Losing a cutivar is almost as sad as losing a species. In fact, for a plant lover, losing a cultivar is unbearable - especiay, if you have had this cultivar before. So, by 'losing it' I'm not talking about 'not having it now'. I am talking about gone. Forever. As in 'extinct'. I am afraid that Hygrophila difformis 'Variegated' is now extinct.

Last time I visited my friend Khim at South Island Aquarium, I had hoped to be able to take back some specimens of this very beautiful variety of Hygrophila difformis. The population I owned over ten years back had to be left behind when I was faced with long-haul house moving.

Unfortunately, when I arrived at the farm, it turned out that this plant was no-where to be found. 15 years back, Mrs. Shirley Lim, Khim's mother, gave me some specimens to take back to Germany. She had found them among a bunch of 'ecapees', growing mixed in with some Myriophyllum.

I did at least find some old photos of it to prove that it existed and I'm not imagining all of it:

Hygrophila difformis 'Variegated'

Hygrophila difformis 'Variegated'

Here is a close-up of it, just after cutting.

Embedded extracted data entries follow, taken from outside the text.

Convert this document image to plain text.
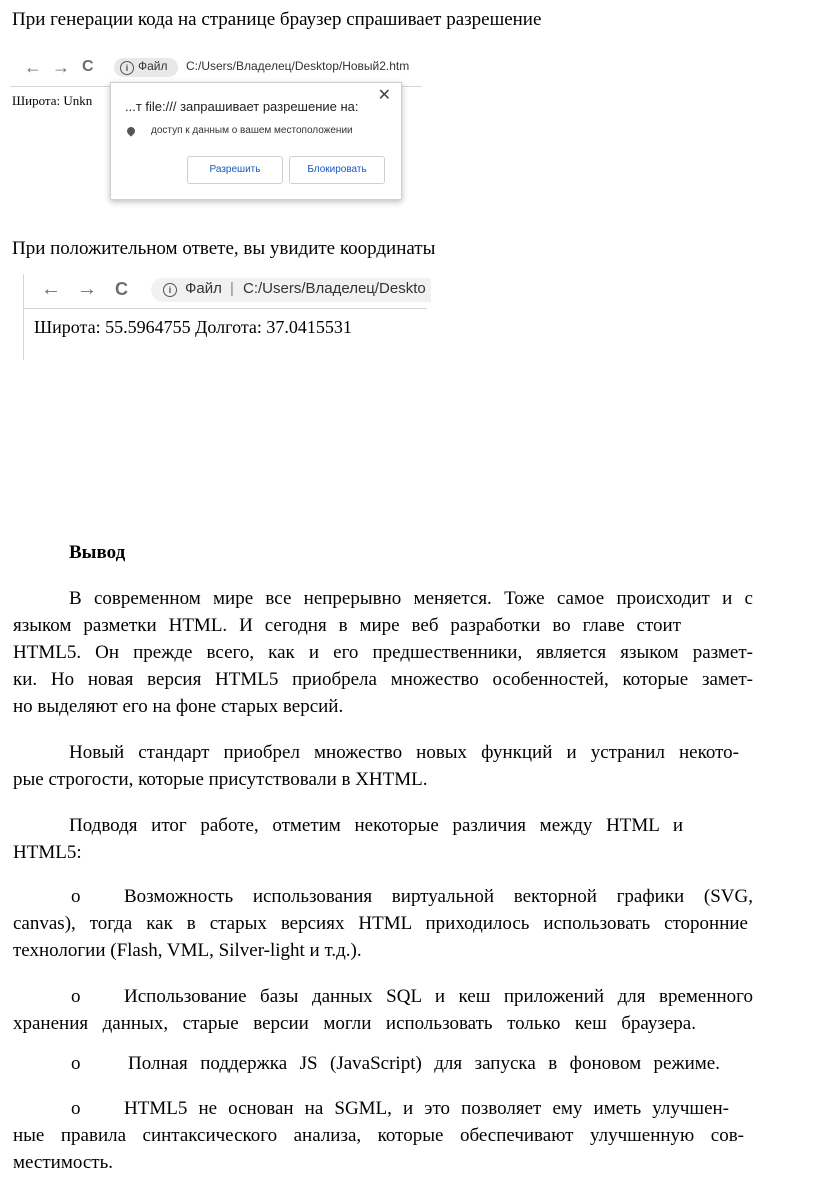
При генерации кода на странице браузер спрашивает разрешение
← → C	i Файл C:/Users/Владелец/Desktop/Новый2.htm
Широта: Unkn	✕
...т file:/// запрашивает разрешение на:
доступ к данным о вашем местоположении
Разрешить	Блокировать
При положительном ответе, вы увидите координаты
← → C	i Файл | C:/Users/Владелец/Deskto
Широта: 55.5964755 Долгота: 37.0415531
Вывод
В современном мире все непрерывно меняется. Тоже самое происходит и с
языком разметки HTML. И сегодня в мире веб разработки во главе стоит
HTML5. Он прежде всего, как и его предшественники, является языком размет-
ки. Но новая версия HTML5 приобрела множество особенностей, которые замет-
но выделяют его на фоне старых версий.
Новый стандарт приобрел множество новых функций и устранил некото-
рые строгости, которые присутствовали в XHTML.
Подводя итог работе, отметим некоторые различия между HTML и
HTML5:
o Возможность использования виртуальной векторной графики (SVG,
canvas), тогда как в старых версиях HTML приходилось использовать сторонние
технологии (Flash, VML, Silver-light и т.д.).
o Использование базы данных SQL и кеш приложений для временного
хранения данных, старые версии могли использовать только кеш браузера.
o	Полная поддержка JS (JavaScript) для запуска в фоновом режиме.
o HTML5 не основан на SGML, и это позволяет ему иметь улучшен-
ные правила синтаксического анализа, которые обеспечивают улучшенную сов-
местимость.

Hygrophila difformis 'Variegated' Nahaufnahme

Hygrophila difformis 'Variegated' (emerse) Detail

H. difformis ‘variegated’ displays true variegation. It is strikingly different from the white-veined variety.

Hygrophila difformis 'Variegated'

Submerged Hygrophila difformis 'Variegated'

Submerged plant, growing in the Aquarium. Image taken from above. Note that the more serrated submerged leaves actually retain the variegation.

I really hope this plant is not lost. It is probably hard to market because the variegation is less pronounced than that of other variegated plants due to the fine serration of the leaves and therefore it is not propagated actively. But it is a beautiful collector’s plant nevertheless with true variegation (as opposed to white veins caused by a virus).